Princess Diana through Russian eyes

Diana during her visit in Moscow (at Tushinskaya hospital). Source: ITAR-TASS

Diana during her visit in Moscow (at Tushinskaya hospital). Source: ITAR-TASS

Diana, Princess of Wales, would have turned 53 on July 1, had she survived the car crash in Paris in 1997 that took her life at just 36. Diana visited Moscow for the only time in June 1995. RBTH recalls the visit and marks the anniversary of her birth by asking how Russians viewed the mother of Britain’s future king.

Vladimir Mashanin was the only press photographer allowed to take pictures of Diana at Tushinskaya hospital in Moscow, as he recalls in an article in Novie Izvestiya. She went to the children’s hospital, which her charitable work had previously supplied with medical equipment, and then to Primary School 751 where she opened a branch of the “Waverly House” relief fund for assistance to disabled children. Later on June 16, Diana was presented with the Leonardo Award in the Russian capital.

Mashanin remembers her as a tall and very charming woman: “For me, as a photographer, it was a great pleasure to meet the eyes of Diana while she was greeting the nurses, dreaming about eye contact with the Princess.” All the formal rituals of the meeting in the hospital were broken, says Mashanin: at the entrance to the hospital, a small guy interrupted the official procession to seek an autograph, Diana didn’t meet any of the heads of the hospital, but stayed longer with the kids, played with them on her knees and “still lady Diana was higher than anyone,” says Vladimir.

Russians are quite familiar with the Princess of Wales’s life story, especially those who remember the morning newspaper headlines on September 1 1997, the day after her car crashed in Paris. The leading Russian newspaper Kommersant compared the death of the nation’s favourite, and a beautiful woman, with the murder of President Kennedy, saying that Diana was loved by both public and press.

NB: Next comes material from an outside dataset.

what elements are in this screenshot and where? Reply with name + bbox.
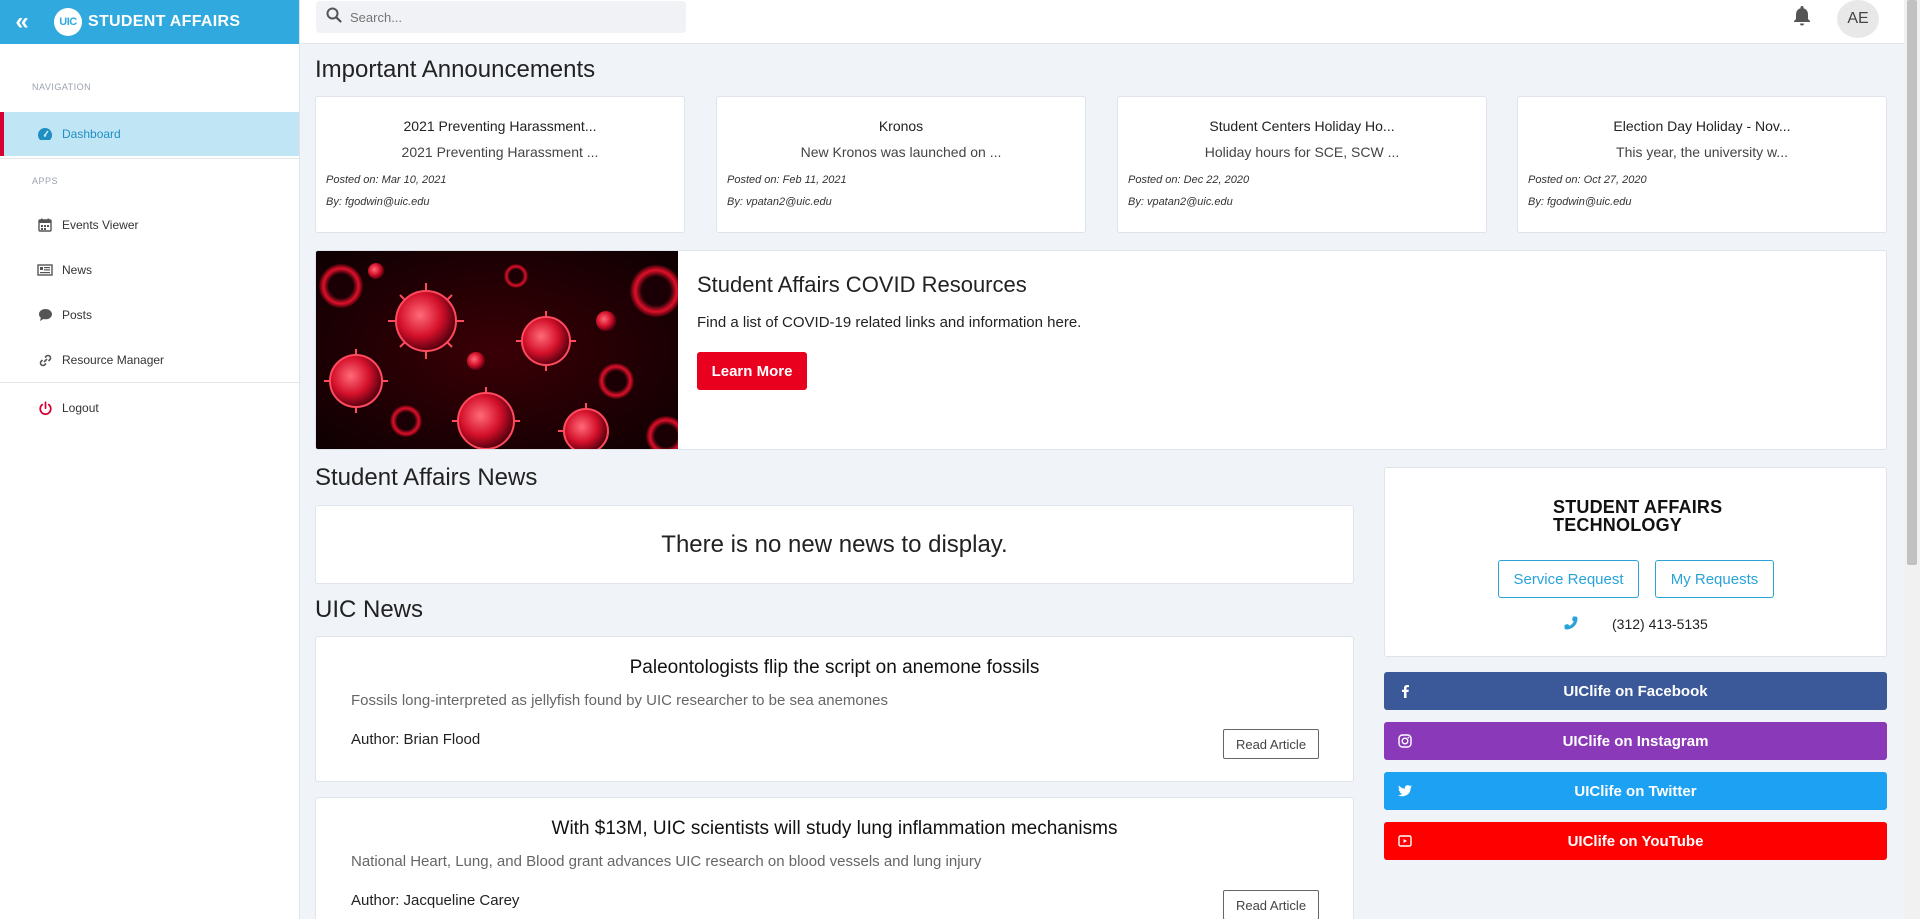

Kommersant asked some famous Russians what the death of the Princess meant for them. Galina Starovoitova, a deputy in the State Duma, whose life was also ended by a gunman a year after Diana died, said: “I’ve seen Princess Diana and spoke a little to her at one of the routes in England. That charming woman only began to live and got to know her human abilities because of her cheating husband, which caused neurosis and an insecurity complex in spite of her English beauty. Only in the final months did she have a chance to start life again and that beginning tells us that she would dedicate her life to the people. This ridiculous death is so offensive.”

Princess Diana visits The Kremlin in Moscow. Source: Getty Images / Photobank

The Russian rival to Facebook, Vkontakte, has a group dedicated to the Princess which numbers more than 6,000 members. Svetlana Efremova reports that she saw Diana herself: “I was walking around School 751 with my son when some kids told me that Princess Diana was coming to their school. At first I didn’t believe it but decided to go.”

Then, she says that the place was cleaned and the road framed with ribbons. Svetlana waited a while and then Diana herself appeared: “She was thin, in a light dress, right from the stairs she went to the people. One of the old ladies gave her a present for happiness.” She recalls that there was no arrogance about Diana, saying: “It didn’t seem that she was a Princess, it was easy with her.”

Group members say that for most of them Princess Diana seemed “like a light in the darkness” and they will never forget her.

A great number of books, songs and films have been dedicated to Princess Diana in Russia. Rock-band Akvarium (Aquarium) which is well-known for reflecting the situation in the world in their work, responded to Diana’s death by dedicating the song 4D (Last day of August) to her. The song described in a metaphoric way the catastrophe in Paris in lines such as “she spent more than you can dream, // She gave up everything”. The leader of the band later told an interviewer at Radio Svoboda that “this album is dedicated to the sacredness of women and all the songs are about that or about what's going on if there is no woman.” The song 4D fitted the last description, the woman had gone and “from now on, her blood will clean mildew, // The white colour of the first day of September”.

Princess Diana was a real princess of hearts. A biography of her by Dmitri Medvedev (no relation to the Prime Minister of Russia), who also wrote biographies of Margaret Thatcher and Winston Churchill, described her as one of the most beautiful and tragic women of recent decades. Medvedev wrote: “For 32 years since the death of Winston Churchill, the British had never united in grief that much.”

Although the Princess of Wales was at the centre of many scandals connected with her cheating husband Prince Charles, or with other problems in the royal family, and despite the fact that she was a favourite cover story for the yellow press, which followed every detail of her life, many Russians simply remember her as the Queen of Hearts.